Still, Biden’s repeated emphasis on ensuring that unions benefit is drawing praise from labor groups.
“There’s nothing stronger than the president saying these should be union jobs,” said Anna Fendley, director of regulatory and state policy for the United Steelworkers, a union of steel and factory workers.
But getting those factories built to supply the offshore wind industry may rely more on private companies and state-level decisions. Marc Rogers, CEO of Mayflower Wind, a joint venture of three European energy companies, including Shell, said his company offered Massachusetts a power supply contract that included financing a factory in the state to produce components, but the state chose a least-cost deal without the factory. Rogers says other states may take a different view.
“We have seen some states actively looking to accelerate through the RFP process,” he told POLITICO. “Offshore wind can be low cost and local.”
The Norwegian oil and offshore wind giant Equinor struck a deal with New York last year that will build a production facility in Albany, N.Y., to support a project south of Long Island.
Monday’s announcement also included a series of partnerships to support research and development, including funding through the National Offshore Wind Research and Development Consortium that was created by DOE and the New York State Energy Research and Development Authority.
The consortium will award $8 million to 15 offshore wind R&D projects that focus on offshore support structure innovation, supply chain development, electrical systems innovation and mitigation of use conflicts.
The Transportation Department’s Maritime Administration also announced it would make $230 million in funding available for port and intermodal infrastructure-related projects through the Port Infrastructure Development Program.
NOAA is also working with Danish energy company Ørsted to share physical and biological data in Ørsted-leased waters subject to U.S. jurisdiction — which the administration is touting as a first-of-its-kind agreement between an offshore wind developer and NOAA.

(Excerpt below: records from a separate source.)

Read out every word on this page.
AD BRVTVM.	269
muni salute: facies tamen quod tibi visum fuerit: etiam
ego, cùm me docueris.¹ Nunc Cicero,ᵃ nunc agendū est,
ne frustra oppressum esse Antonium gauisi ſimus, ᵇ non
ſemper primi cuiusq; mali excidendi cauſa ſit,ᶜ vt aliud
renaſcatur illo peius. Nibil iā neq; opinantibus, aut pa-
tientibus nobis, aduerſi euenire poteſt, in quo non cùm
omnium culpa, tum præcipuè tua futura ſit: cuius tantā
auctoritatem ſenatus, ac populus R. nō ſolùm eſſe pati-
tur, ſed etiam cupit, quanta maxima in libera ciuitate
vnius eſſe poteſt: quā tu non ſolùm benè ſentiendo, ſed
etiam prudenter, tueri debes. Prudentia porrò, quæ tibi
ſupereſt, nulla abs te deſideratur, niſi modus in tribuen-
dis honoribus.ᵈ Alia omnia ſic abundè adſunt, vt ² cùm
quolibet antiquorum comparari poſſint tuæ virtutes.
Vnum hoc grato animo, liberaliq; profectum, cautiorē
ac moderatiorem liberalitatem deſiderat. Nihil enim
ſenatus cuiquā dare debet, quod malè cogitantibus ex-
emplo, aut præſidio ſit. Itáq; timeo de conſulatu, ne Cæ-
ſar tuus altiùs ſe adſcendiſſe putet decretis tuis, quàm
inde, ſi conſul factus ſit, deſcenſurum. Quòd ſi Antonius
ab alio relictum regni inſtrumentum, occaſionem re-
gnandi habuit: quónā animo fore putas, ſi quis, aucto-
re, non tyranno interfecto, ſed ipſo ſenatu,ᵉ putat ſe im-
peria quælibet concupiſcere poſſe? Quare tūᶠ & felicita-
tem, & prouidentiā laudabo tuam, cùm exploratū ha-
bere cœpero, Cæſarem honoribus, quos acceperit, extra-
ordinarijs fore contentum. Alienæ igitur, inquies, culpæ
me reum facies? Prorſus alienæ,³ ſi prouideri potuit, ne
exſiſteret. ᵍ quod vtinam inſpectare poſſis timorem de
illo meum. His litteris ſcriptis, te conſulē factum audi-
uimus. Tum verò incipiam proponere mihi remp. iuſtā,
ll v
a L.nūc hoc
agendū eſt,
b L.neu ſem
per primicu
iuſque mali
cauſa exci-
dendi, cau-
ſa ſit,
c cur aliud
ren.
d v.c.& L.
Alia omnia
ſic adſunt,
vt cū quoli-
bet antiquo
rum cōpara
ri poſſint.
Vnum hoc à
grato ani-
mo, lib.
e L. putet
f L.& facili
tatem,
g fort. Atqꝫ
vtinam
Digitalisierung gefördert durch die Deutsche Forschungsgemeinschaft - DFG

Despite the promise of union jobs in the offshore wind industry, the Biden administration will still need to grapple with the opposition from the fishing industry, which criticized the Biden administration’s recent turnaround on the Vineyard Wind project.
Anne Hawkins, executive director of the Responsible Offshore Development Alliance, said Monday’s announcement did not address process, planning or scientific concerns that have been raised by the industry, and includes “essentially nothing” for fisheries. “You have to look at existing ocean jobs and of course that is not in here at all,” she told POLITICO.